I didn’t let him finish. I couldn’t. Not when I was already teetering on the edge, my body coiled so tight I thought I might shatter. “Now,” I begged, my nails raking down his back. “Please, Daniel, now!”
His mouth crashed onto mine, swallowing my cries as he buried himself deep and came with a shuddering groan.
The heat of him spilling inside me sent me tumbling over the edge again, my back arching off the bed as pleasure ripped through me in waves.
I clung to him, my fingers digging into his shoulders, my thighs trembling around his waist as we rode it out together, breathless and tangled and finally whole.
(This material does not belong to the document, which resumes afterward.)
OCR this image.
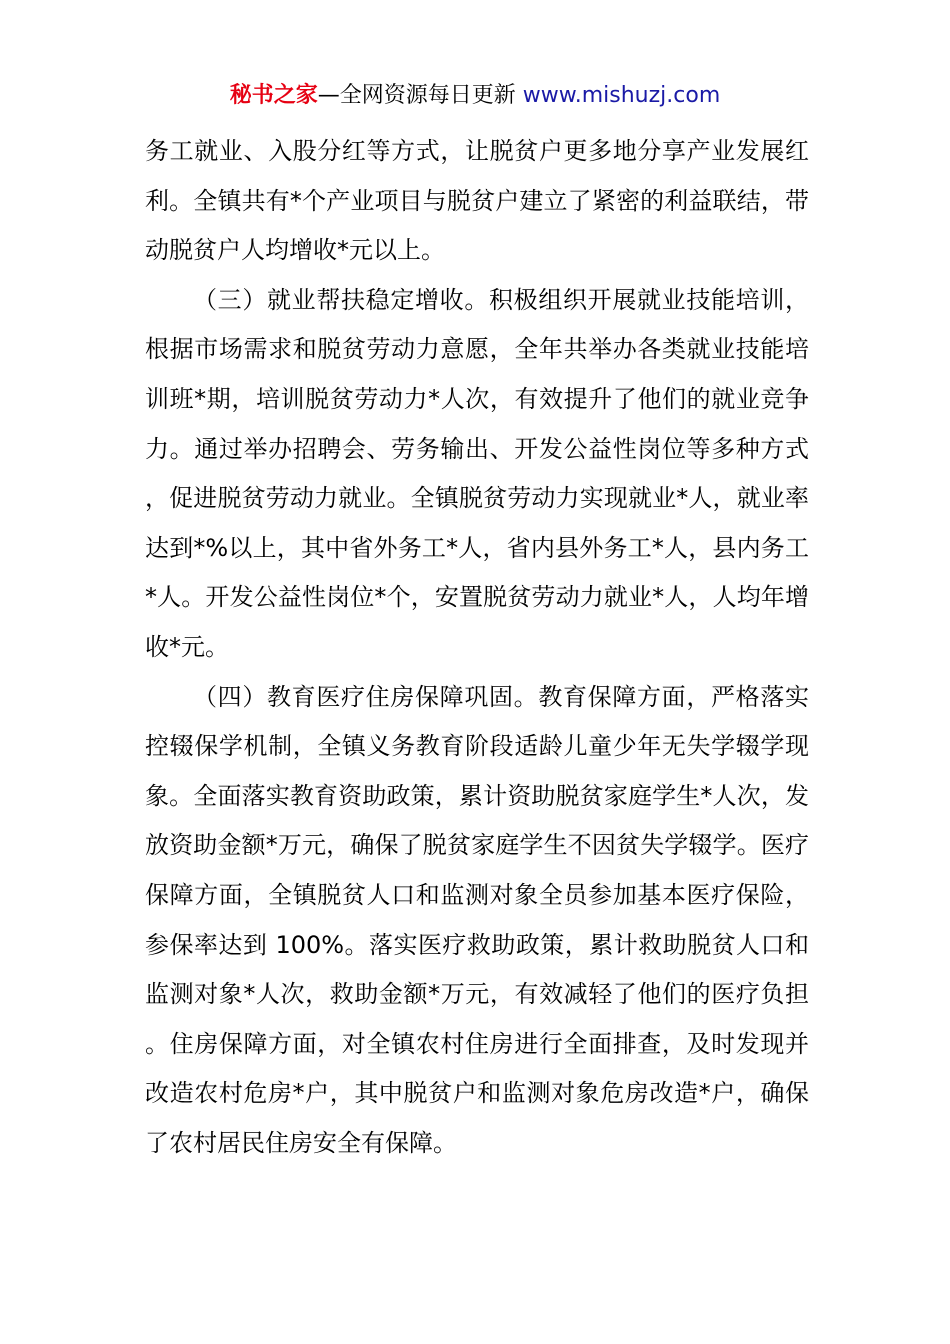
秘书之家—全网资源每日更新 www.mishuzj.com

务工就业、入股分红等方式，让脱贫户更多地分享产业发展红利。全镇共有*个产业项目与脱贫户建立了紧密的利益联结，带动脱贫户人均增收*元以上。

（三）就业帮扶稳定增收。积极组织开展就业技能培训，根据市场需求和脱贫劳动力意愿，全年共举办各类就业技能培训班*期，培训脱贫劳动力*人次，有效提升了他们的就业竞争力。通过举办招聘会、劳务输出、开发公益性岗位等多种方式，促进脱贫劳动力就业。全镇脱贫劳动力实现就业*人，就业率达到*%以上，其中省外务工*人，省内县外务工*人，县内务工*人。开发公益性岗位*个，安置脱贫劳动力就业*人，人均年增收*元。

（四）教育医疗住房保障巩固。教育保障方面，严格落实控辍保学机制，全镇义务教育阶段适龄儿童少年无失学辍学现象。全面落实教育资助政策，累计资助脱贫家庭学生*人次，发放资助金额*万元，确保了脱贫家庭学生不因贫失学辍学。医疗保障方面，全镇脱贫人口和监测对象全员参加基本医疗保险，参保率达到 100%。落实医疗救助政策，累计救助脱贫人口和监测对象*人次，救助金额*万元，有效减轻了他们的医疗负担。住房保障方面，对全镇农村住房进行全面排查，及时发现并改造农村危房*户，其中脱贫户和监测对象危房改造*户，确保了农村居民住房安全有保障。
After, he collapsed beside me, one arm slung over my waist, his chest heaving.
I turned my head, pressing a kiss to his shoulder. “Well. That was—”
“Don’t.” His voice was muffled against my hair. “Don’t ruin it.”
I grinned into the dark. “Wouldn’t dream of it, husband.”
The lamp threw a warm circle on the ceiling. His arm was around me, my head on his chest, and I listened to his heartbeat slow back down to something approaching normal.
“Gus is going to be so smug,” I said.
His chest moved with a long exhale of breath that was nearly a laugh. “For the rest of his extremely long and apparently very healthy life.”
“We’re definitely grounding him.”
“Absolutely,” he said, and pressed his mouth to the top of my head. “Tomorrow.”
Then he rolled me beneath him again.